Trece años de cárcel para el autor del homicidio de un joven en el Recinto

  • La Audiencia ha tenido en cuenta el atenuante de arrepentimiento. Condena a Nafih M.E., que reconoció los hechos, y absuelve al otro acusado, Hansa M.A.

Dos meses después de que se celebrara el juicio, ayer finalmente la Audiencia Provincial dictaba sentencia sobre el crimen del Recinto, registrado el 26 de enero de 2007, y que se saldó con el fallecimiento, a disparos, de un joven de la barriada. Nafih M.E., que en el acto del juicio oral reconoció ser el autor de los hechos, ha sido condenado a una pena de 12 años y medio de cárcel por un delito de homicidio con agravante de superioridad pero con el atenuante de arrepentimiento, ya que el tribunal ha entendido que su colaboración con la Policía Nacional fue clave a la hora de esclarecer el delito. Además la sección VI de la Audiencia le condena a 17 años de alejamiento de la familia del fallecido y le sanciona con una multa, a modo de indemnización, de 150.000 euros para la familia de la víctima. A la pena carcelaria cabe sumarle otros seis meses de prisión por tenencia ilícita de armas.

El tribunal absuelve a Hansa M.A. quien durante la sesión del juicio oral tuvo que sentarse en el banquillo de los acusados, después de que fuera acusado por Nafih de ser la persona que le entregó la escopeta para cometer el homicidio. Una acusación que fue retirada en el juicio oral, donde Nafih manifestó que su versión previa era incierta. Al no existir prueba alguna que apunte a la participación de este joven, que en el momento de los hechos era soldado profesional, el alto tribunal ha dictado su absolución directa.

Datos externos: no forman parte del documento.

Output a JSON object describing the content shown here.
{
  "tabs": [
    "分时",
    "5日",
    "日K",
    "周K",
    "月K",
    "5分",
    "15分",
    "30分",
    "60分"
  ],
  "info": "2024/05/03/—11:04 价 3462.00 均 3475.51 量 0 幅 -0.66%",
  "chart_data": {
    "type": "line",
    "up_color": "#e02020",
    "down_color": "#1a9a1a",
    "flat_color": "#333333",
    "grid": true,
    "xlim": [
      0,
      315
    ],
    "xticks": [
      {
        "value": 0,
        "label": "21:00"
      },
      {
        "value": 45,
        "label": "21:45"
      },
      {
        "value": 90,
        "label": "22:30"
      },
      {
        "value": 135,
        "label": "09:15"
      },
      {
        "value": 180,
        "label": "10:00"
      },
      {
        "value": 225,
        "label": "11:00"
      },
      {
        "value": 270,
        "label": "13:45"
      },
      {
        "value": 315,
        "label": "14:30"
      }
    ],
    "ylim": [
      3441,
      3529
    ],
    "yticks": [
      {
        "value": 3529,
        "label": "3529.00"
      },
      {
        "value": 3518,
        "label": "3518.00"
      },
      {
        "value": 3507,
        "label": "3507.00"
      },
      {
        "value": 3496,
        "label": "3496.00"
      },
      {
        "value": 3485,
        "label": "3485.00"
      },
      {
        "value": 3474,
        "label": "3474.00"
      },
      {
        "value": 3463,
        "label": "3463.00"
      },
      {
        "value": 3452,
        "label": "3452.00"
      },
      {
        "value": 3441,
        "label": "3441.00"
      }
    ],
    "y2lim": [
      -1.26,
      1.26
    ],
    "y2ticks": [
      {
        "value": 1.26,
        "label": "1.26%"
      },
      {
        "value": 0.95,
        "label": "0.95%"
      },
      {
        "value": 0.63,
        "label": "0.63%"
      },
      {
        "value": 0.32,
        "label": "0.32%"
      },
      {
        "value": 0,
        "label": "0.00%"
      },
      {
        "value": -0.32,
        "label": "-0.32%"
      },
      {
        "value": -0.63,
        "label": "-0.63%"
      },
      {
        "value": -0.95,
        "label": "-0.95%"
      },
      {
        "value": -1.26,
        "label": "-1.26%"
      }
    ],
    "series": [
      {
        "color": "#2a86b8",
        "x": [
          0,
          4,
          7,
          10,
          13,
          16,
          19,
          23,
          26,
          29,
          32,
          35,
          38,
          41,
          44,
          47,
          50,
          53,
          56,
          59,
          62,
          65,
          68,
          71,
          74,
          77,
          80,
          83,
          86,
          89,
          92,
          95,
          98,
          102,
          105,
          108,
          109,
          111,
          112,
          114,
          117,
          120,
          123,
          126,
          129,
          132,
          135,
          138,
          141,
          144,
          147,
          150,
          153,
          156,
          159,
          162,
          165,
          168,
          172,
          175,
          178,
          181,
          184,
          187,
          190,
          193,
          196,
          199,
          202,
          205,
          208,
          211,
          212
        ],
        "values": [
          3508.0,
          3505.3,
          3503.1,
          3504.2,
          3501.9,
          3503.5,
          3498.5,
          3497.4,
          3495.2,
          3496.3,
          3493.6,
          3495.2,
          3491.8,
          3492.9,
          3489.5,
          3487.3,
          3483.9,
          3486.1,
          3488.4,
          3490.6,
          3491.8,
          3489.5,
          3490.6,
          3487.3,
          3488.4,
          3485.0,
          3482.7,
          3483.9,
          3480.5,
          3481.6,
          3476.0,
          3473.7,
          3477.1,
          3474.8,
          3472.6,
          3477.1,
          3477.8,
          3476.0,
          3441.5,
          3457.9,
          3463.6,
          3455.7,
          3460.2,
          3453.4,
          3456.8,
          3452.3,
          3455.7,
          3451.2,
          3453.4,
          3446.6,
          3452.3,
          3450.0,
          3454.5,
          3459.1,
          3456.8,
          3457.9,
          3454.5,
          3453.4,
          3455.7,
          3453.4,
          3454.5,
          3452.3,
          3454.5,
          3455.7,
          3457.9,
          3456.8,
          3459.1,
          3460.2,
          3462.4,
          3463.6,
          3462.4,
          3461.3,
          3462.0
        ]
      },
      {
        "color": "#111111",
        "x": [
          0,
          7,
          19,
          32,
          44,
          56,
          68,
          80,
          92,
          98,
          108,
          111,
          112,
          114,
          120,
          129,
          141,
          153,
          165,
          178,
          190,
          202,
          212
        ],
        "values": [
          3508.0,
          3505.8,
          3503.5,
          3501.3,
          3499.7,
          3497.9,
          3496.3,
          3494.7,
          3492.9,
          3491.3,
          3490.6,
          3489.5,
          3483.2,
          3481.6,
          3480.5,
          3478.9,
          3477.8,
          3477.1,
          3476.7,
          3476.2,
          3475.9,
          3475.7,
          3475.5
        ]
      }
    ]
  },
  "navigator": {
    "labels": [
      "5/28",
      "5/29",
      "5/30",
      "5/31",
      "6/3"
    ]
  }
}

Los hechos a los que hace referencia la sentencia cobraron especial impacto mediático al tratarse de un crimen basado en meras represalias entre víctima y autor. De hecho Nafih confesó ante el tribunal de la Audiencia que disparó al llamado Lulú porque le "tenía hasta los huevos", le "pegaba y robaba" continuamente, hasta que un día, harto de dicha presión, se hizo con una escopeta y le disparó quitándole la vida.

La Acusación Particular pedía una pena de 20 años de cárcel mientras que la Defensa trabajó durante las sesiones de juicios en dejar clara la colaboración prestada en todo momento por el acusado con la Policía. De hecho sin sus datos hubiera resultado más dificultoso, por ejemplo, hallar el arma con la que se cometió el crimen.